The space itself looks clearer, with more open planes supporting the figures and outlining a room's walls and floor. People have a place to stand, and some even get a chair. Others make direct eye contact with the viewer. One figure reaches up in agony or a plea for help, and someone to the left turns away, but the person immediately above seems almost meditative rather than horrified or indifferent. Someone reaches forward in an embrace, like the mother in a Pietá, and in place of a dead son a grown man puffs away on a cigar. They seem resigned—or determined—to look after themselves.
The clearer contrast between object and space brings out the structural devices in the previous show. Where the drawing added up to interlaced curves in frantic motion, now the actors fill out a larger circle. In one, the lightest plane peaks at top center, to complete a pyramid. All right, one might say, Guernica again, and more than enough is still going on. Some figures tumble into the mess, leaving the soles of their shoes, while others fade altogether into the washes. No one truly interacts, and no one at all is having a good time.

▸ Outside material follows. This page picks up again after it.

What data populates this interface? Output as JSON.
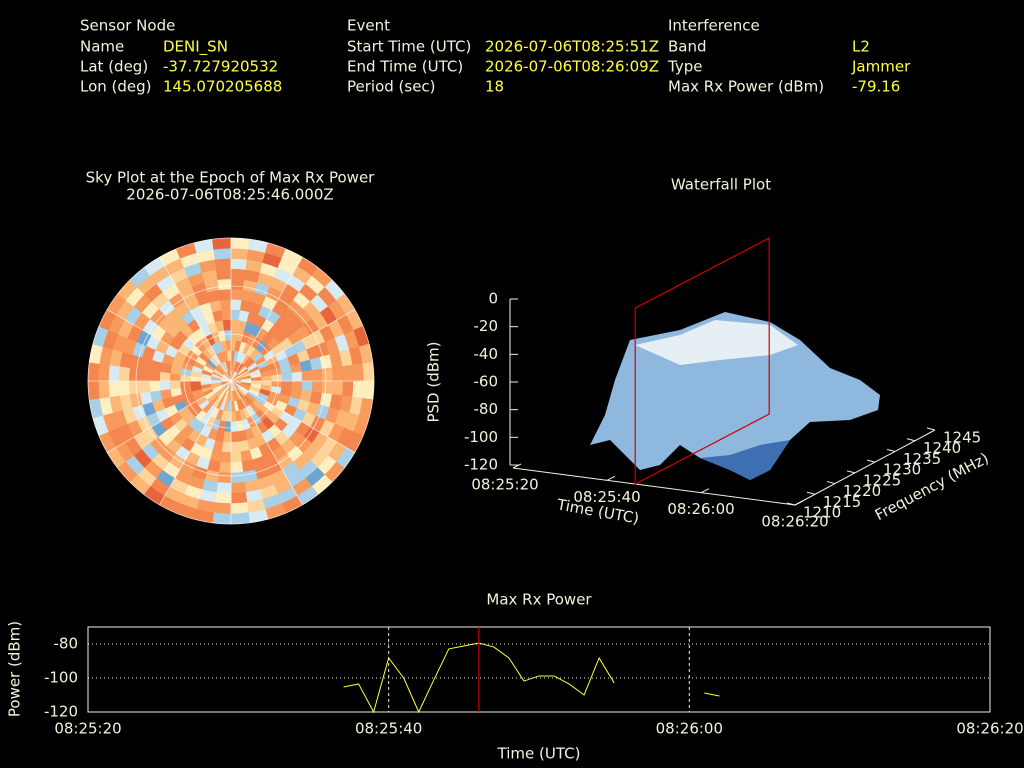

I have no idea what is going on here, but that may be the point. Are those three figures tied to a pole for execution or just hanging out, is that ladder for burglary or escape, and why is that backpack lying on the floor? A scene like this retains its vestige of humanity without the residual didacticism, but it has enough anxiety to go around regardless. Tjoe's neutral palette, bubbly drawing, and unclear shapes could pass for studies toward his scenes, and they go well together. Where Alsoudani's paintings grow harder to grasp as one approaches, hers look abstract until one stands back and they congeal, more or less, into heads. One could almost call them portraits, and Alsoudani, too, has tried something similar, with his brightest colors so far.

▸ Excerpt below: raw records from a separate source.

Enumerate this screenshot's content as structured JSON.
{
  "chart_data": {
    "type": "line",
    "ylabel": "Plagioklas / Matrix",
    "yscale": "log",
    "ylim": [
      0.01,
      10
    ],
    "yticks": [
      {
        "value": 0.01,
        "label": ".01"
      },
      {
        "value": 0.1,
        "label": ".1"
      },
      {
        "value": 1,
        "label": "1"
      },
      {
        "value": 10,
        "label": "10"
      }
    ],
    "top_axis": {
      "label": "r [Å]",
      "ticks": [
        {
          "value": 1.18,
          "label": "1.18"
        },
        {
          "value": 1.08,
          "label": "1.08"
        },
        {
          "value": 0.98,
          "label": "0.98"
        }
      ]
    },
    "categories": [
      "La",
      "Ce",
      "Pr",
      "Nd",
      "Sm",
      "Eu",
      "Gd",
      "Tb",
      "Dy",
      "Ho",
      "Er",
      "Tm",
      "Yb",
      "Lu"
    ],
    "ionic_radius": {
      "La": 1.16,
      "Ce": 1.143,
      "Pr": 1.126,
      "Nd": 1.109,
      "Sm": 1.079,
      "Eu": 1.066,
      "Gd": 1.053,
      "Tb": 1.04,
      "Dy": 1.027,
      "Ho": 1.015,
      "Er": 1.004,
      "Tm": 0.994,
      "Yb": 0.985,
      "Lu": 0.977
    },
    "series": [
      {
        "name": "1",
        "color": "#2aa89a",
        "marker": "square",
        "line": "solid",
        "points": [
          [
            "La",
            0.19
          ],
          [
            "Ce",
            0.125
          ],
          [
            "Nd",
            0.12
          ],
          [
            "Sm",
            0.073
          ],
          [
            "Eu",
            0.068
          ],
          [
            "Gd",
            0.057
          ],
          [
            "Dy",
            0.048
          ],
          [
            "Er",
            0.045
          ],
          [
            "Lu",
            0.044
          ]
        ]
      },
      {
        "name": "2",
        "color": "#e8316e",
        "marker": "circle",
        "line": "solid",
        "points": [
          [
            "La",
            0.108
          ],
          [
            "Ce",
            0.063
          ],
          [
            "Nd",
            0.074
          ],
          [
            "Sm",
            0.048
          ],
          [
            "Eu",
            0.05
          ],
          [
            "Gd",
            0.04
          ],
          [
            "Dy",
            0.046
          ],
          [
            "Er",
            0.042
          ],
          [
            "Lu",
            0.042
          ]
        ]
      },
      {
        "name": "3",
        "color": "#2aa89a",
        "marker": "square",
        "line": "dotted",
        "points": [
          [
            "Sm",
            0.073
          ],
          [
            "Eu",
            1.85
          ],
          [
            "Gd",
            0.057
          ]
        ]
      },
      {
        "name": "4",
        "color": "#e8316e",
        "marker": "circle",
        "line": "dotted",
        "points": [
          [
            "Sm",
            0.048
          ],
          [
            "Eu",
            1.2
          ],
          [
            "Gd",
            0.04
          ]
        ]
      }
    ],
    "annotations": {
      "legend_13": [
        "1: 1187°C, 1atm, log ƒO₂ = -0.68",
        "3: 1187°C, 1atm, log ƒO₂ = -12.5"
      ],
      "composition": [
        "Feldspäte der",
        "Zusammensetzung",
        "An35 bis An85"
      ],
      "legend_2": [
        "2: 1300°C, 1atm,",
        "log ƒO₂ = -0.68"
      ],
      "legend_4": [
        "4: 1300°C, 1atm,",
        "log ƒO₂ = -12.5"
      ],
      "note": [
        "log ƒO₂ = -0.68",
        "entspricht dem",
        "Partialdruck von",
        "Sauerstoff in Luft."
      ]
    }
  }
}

I did not know when ambiguity becomes indulgence or whether to miss the frank violence of war. For now, I like the greater range of creature comforts. One cannot always make out a subject in Abstract Expressionism either, other than that the party seems in progress. One way or another, however, people here are obviously dealing with conflict. One recent painting of Alsoudani's depicts the blocks for winners at an Olympics, but no one behind those gas masks is crowing in triumph. For sheer illustration, one always has Pettibon.
Raymond Pettibon ran at David Zwirner through October 20, 2007, Ahmed Alsoudani at Thierry Goldberg through October 14 and again at Mehr with Christine Ay Tjoe through February 9, 2008. This article continues a review of political art at the start of 2008, with "Love/War/Sex" at Exit Art.